According to a new study published Monday in Health Affairs, Americans are eating healthier now than they were at the turn of the millennium. Better still, these changes in diet have likely prevented more than a million premature deaths in that time frame, as well as reduced the incidence of chronic conditions like cancer and heart disease.

Despite the good news, however, the study authors caution that our overall diets remain poor and that the gaps in dietary quality among different socioeconomic groups such as African-Americans have only increased over time.

A Soda Too Far

To track the changes in our diets, the study authors turned to data obtained from the National Health and Nutrition Examination Survey, an annual “population-based survey designed to collect information on the health and nutrition of the U.S. household population,” conducted by the Centers for Disease Control and Prevention (CDC). Ultimately focusing on 33,825 adults from 1999 to 2012, they used a measure known as the Alternate Healthy Eating Index (2010 version) to determine the quality of their diets on a scale from 1 to 110. In that time span, the average index score rose from 39.9 to 48.2.

To determine how these scores may have translated to better health outcomes, the authors then referenced data from two other separate cohort studies, the Nurses' Health Study and the Health Professionals Follow-Up Study, which altogether comprised more than 170,000 people. This allowed them to calculate that the improvements in diet from 1999 to 2012 have prevented roughly 1.1 million premature deaths and led to 8.6 percent fewer cases of cardiovascular disease, 1.3 percent fewer cancer cases, and 12.6 percent fewer type 2 diabetes cases.

Though encouraging, it should be noted that these changes in diet weren’t necessarily implemented out of the goodness of our hearts. The largest gains came from the reduction of trans fats and the lowered intake of sugary beverages, both food items that have come under scrutiny by public health experts as well as governmental regulation during the same time frame.

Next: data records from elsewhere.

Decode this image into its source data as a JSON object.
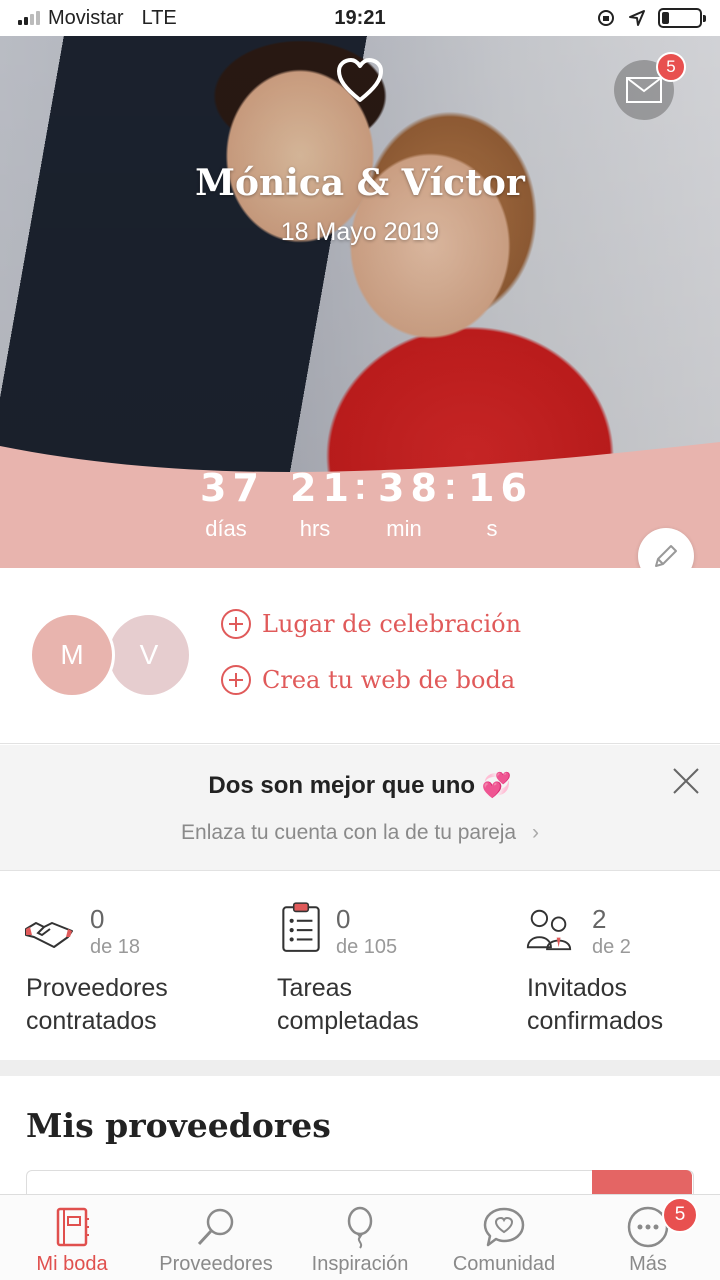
{
  "status_bar": {
    "carrier": "Movistar",
    "network": "LTE",
    "time": "19:21",
    "battery_level": 0.2
  },
  "hero": {
    "couple_names": "Mónica & Víctor",
    "date": "18 Mayo 2019",
    "mail_badge": "5",
    "countdown": {
      "days": "37",
      "hours": "21",
      "minutes": "38",
      "seconds": "16",
      "days_label": "días",
      "hours_label": "hrs",
      "minutes_label": "min",
      "seconds_label": "s"
    }
  },
  "couple": {
    "avatar_1": "M",
    "avatar_2": "V",
    "link_venue": "Lugar de celebración",
    "link_web": "Crea tu web de boda"
  },
  "banner": {
    "title": "Dos son mejor que uno 💞",
    "subtitle": "Enlaza tu cuenta con la de tu pareja"
  },
  "stats": [
    {
      "value": "0",
      "of": "de 18",
      "label_1": "Proveedores",
      "label_2": "contratados"
    },
    {
      "value": "0",
      "of": "de 105",
      "label_1": "Tareas",
      "label_2": "completadas"
    },
    {
      "value": "2",
      "of": "de 2",
      "label_1": "Invitados",
      "label_2": "confirmados"
    }
  ],
  "providers": {
    "title": "Mis proveedores"
  },
  "tab_bar": {
    "items": [
      {
        "label": "Mi boda",
        "icon": "notebook-icon"
      },
      {
        "label": "Proveedores",
        "icon": "search-icon"
      },
      {
        "label": "Inspiración",
        "icon": "balloon-icon"
      },
      {
        "label": "Comunidad",
        "icon": "chat-heart-icon"
      },
      {
        "label": "Más",
        "icon": "more-icon"
      }
    ],
    "more_badge": "5"
  },
  "colors": {
    "accent": "#e0504e",
    "hero_pink": "#e8b4ae",
    "link_red": "#e05a5a"
  }
}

Earlier this June, the Food and Drug Administration announced that it was formally going forward with a near-complete ban on artificial trans fats (one that will take three years to complete) in the food supply — the end result of a process that saw trans fat consumption plummet drastically in the past decade. And though many states have failed to pass so-called “soda taxes” in the last few years, the public perception of soft drinks has likewise eroded. The consumption of full-calorie sodas by the average American has dropped by 25 percent since the late 1990s, for instance, according to research cited by The New York Times.

The authors’ findings suggest then that lawmakers and health professionals alike have a crucial role to play in influencing our dieting choices, particularly for especially vulnerable populations. African-Americans’ diets were the poorest, a trend that has only expanded when compared to other ethnic groups in the following years.

"Our findings provide further justification for promoting healthful diets as a national priority for chronic disease prevention, as well as for legislative and regulatory actions to improve the food supply more broadly," said lead author Dong Wang, doctoral candidate in the Departments of Nutrition and Epidemiology at the Harvard T.H. Chan School of Public Health, in a statement.